C’est donc avec une fausse empathie que notre héros tente d’arracher aux proches endeuillés leurs économies afin que ceux-ci payent pour l’offre premium. Quand il y parvient, il touche sa commission. Les seules interactions sociales auxquelles il s’obligent sont professionnelles, dictées par la nécessité d’un salaire. En dehors, il ignore totalement ses voisins, qu’il ne voit que peu finalement. Les jours s’enchaînent à coups d’allers-retours en moto entre The Kitchen et le funérarium, dont le héros est finalement le résident le plus mort.

Cette absence au monde, aux autres et à soi-même, le héros n’en prend que vaguement conscience lorsqu’un de ses collègues lui fait remarquer qu’ils sont voisins depuis des années. Ce passage donne un peu plus l’occasion de mesurer la haine qu’Izi éprouve pour The Kitchen, que son voisin estime être, malgré ses défauts et sa précarité “leur” quartier, leur trou à rats. Izi, devenant rapidement agressif sur le sujet, affirme que rien ne l’y lie. Ni affect, ni territorialisation, ni résistance : s’il doit encore un temps vivre physiquement malgré lui dans The Kitchen, il en est pourtant absent.

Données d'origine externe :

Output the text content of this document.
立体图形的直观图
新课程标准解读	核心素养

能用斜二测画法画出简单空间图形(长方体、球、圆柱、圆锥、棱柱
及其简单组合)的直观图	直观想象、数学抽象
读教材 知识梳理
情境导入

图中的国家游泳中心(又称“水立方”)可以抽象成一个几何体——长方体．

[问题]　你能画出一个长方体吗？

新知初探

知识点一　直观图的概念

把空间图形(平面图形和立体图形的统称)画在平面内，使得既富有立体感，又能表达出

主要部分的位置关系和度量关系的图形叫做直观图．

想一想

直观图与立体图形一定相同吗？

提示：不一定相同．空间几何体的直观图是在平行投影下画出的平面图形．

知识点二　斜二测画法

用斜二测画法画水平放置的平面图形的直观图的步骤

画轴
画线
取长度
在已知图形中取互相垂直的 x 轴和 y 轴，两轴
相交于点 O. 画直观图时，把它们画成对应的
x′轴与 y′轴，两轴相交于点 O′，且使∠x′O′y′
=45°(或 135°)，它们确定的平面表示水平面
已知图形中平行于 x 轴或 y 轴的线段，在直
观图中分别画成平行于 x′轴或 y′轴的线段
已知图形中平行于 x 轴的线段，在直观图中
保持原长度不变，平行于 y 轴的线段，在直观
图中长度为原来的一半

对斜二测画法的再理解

Cette routine résignée vient néanmoins être perturbée lorsque’Izi assiste à l’enterrement/transformation d’une ancienne connaissance, probablement petite-amie, même si là encore le film refuse de l’expliciter. La rencontre du héros avec le fils orphelin de cette femme, Benji, va contraindre Izi à réapprendre à occuper l’espace urbain de The Kitchen comme un habitant de choix et non comme un résident de fait. Le tissu d’affects s’épaissit entre les deux héros et donne à voir les formes de solidarités et de festivités qui animent The Kitchen.

L’intrigue va alors se concentrer sur la paternité plausible d’Izi. Si celle-ci n’a que peu d’intérêt, elle symbolise en revanche l’évolution du marqueur politique du héros : d’abord l’indifférence, puis la fuite, le retour ensuite et l’organisation enfin.

Autoréduc, flingues et redistribution

Izi demeure un bon connard après et malgré sa rencontre avec Benji, l’abandonnant dans son appartement de The Kitchen et s’installant dans un nouvel appartement très blanc dans un meilleur quartier. Ce nouvel appartement n’est pas plus spacieux que l’ancien, mais il est ailleurs et plus confortable en apparence et surtout silencieux.

Ce silence, oppressant, contraste certes aux sons des communs qui évoluent dans The Kitchen mais s’oppose surtout à la voix journalière de Lord Kitchener. Ce dernier est un habitant de The Kitchen animant sa propre radio-pirate, diffusée sur des hauts-parleurs à travers la banlieue et alternant entre musiques et paroles d’encouragement. Lord Kitchener dicte, un peu malgré lui, le tempo de The Kitchen et de ses habitants qui se sentent une identité commune à travers la voix de Lord Kitchener qui tente de maintenir un moral collectif et un esprit de résistance face aux tentatives d’expulsion et à l’omniprésence de drones policiers.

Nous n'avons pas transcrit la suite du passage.